Other key survey findings include:
- Curbing costs remains a strong focus. In FY 2012, 48 states implemented at least one new policy to control Medicaid costs, and 47 planned to do so in FY 2013. Provider rate restrictions were the most commonly reported cost containment strategy. However, with some improvement in the economy, some states were able to restore cuts or make targeted efforts in FY 2013 to boost provider rates and benefits. States also continue to expand community-based long term care through both traditional programs and also new options in the Affordable Care Act (ACA).
- Medicaid eligibility levels remained stable in most states, as the ACA maintenance of eligibility (MOE) provisions limited states from restricting Medicaid eligibility standards, methodologies or procedures. Despite tight budgets, 32 states made enhancements to eligibility standards and renewal processes, and 21 states have plans to do so in FY 2013.
- Medicaid programs are engaged in a range of delivery system changes. Twenty states reported expanding their use of managed care in FY 2012, and over two-thirds of states plan to do so in FY 2013. In addition to managed care, states are moving ahead with care coordination strategies for persons with chronic conditions, including those dually eligible for Medicare and Medicaid, using health homes, patient-centered medical homes and other ways to improve care and outcomes.
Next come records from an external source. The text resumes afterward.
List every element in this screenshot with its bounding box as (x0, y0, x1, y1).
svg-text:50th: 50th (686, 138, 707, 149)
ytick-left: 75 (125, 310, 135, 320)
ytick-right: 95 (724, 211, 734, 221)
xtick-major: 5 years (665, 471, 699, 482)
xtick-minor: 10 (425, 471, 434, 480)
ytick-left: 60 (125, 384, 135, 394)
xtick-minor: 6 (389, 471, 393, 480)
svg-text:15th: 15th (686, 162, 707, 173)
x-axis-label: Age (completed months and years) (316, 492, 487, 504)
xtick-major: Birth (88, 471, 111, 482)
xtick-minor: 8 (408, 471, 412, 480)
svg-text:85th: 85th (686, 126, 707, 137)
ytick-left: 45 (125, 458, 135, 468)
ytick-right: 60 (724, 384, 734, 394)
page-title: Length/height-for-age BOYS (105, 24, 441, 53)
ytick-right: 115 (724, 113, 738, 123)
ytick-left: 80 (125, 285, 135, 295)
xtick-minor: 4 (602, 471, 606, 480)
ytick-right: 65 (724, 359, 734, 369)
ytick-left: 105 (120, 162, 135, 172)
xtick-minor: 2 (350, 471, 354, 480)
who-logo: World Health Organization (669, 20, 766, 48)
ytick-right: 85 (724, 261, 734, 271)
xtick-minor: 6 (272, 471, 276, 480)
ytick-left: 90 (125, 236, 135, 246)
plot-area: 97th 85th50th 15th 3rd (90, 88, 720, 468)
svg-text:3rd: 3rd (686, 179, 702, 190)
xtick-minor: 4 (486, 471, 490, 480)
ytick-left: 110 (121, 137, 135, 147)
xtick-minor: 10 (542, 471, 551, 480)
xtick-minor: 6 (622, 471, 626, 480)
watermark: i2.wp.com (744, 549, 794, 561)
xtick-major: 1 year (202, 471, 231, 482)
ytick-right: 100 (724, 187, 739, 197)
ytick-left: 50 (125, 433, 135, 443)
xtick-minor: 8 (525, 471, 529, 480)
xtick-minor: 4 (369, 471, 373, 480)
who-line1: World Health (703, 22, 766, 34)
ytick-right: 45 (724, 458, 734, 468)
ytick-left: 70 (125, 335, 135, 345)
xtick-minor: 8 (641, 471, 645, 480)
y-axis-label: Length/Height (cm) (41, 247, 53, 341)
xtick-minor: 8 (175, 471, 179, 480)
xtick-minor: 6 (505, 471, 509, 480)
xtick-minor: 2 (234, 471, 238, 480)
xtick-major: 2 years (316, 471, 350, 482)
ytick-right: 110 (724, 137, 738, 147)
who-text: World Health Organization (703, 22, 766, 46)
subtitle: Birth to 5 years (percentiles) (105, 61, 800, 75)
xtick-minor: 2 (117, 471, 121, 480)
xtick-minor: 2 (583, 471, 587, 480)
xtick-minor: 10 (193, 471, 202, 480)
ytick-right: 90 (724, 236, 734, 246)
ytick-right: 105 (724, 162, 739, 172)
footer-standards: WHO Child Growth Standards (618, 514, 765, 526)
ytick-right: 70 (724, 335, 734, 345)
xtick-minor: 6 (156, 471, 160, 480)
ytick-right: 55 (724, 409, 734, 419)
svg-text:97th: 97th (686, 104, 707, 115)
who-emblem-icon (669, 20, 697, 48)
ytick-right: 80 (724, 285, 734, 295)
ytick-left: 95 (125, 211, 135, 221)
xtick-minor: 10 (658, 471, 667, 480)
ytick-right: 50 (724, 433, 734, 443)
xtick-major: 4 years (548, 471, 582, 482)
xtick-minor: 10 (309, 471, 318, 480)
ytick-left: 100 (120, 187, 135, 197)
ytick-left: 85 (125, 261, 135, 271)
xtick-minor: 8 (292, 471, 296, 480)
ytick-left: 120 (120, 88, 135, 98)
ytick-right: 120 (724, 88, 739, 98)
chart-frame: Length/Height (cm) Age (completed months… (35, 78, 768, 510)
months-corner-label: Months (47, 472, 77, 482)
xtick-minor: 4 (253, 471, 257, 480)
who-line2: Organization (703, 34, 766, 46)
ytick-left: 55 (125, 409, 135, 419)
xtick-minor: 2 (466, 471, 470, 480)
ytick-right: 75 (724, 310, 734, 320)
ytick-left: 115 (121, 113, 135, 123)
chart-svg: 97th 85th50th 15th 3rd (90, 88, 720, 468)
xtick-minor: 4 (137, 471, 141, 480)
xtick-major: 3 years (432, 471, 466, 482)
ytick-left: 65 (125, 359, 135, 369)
- States continue to move ahead with efforts to implement the ACA. Nearly every state is in the process of upgrading eligibility systems. States are also making decisions about what type of Health Insurance Exchange will operate in their state as well as how to proceed with the Medicaid expansion. The recent Supreme Court decision effectively made the ACA’s Medicaid expansion optional for states, and for many states decisions about the expansion will hinge on the outcome of the elections in November as well as evaluations of the fiscal, political and health coverage impact of undertaking the expansion. States will also be watching to see if debate about federal deficit reduction results in reductions in federal financing or major structural changes to Medicaid.
The new survey, Medicaid Today; Preparing for Tomorrow: A Look at State Medicaid Program Spending, Enrollment and Policy Trends: Results from a 50-State Medicaid Budget Survey for State Fiscal Years 2012 and 2013, is available online.
The Kaiser Family Foundation, a leader in health policy analysis, health journalism and communication, is dedicated to filling the need for trusted, independent information on the major health issues facing our nation and its people. The Foundation is a non-profit private operating foundation, based in Menlo Park, California.
The Kaiser Commission on Medicaid and the Uninsured provides information and analysis on health care coverage and access for the low-income population, with a special focus on Medicaid’s role and coverage of the uninsured. Begun in 1991 and based in the Kaiser Family Foundation’s Washington, D.C. office, the Commission is the largest operating program of the Foundation. The Commission’s work is conducted by Foundation staff under the guidance of a bipartisan group of national leaders and experts in health care and public policy.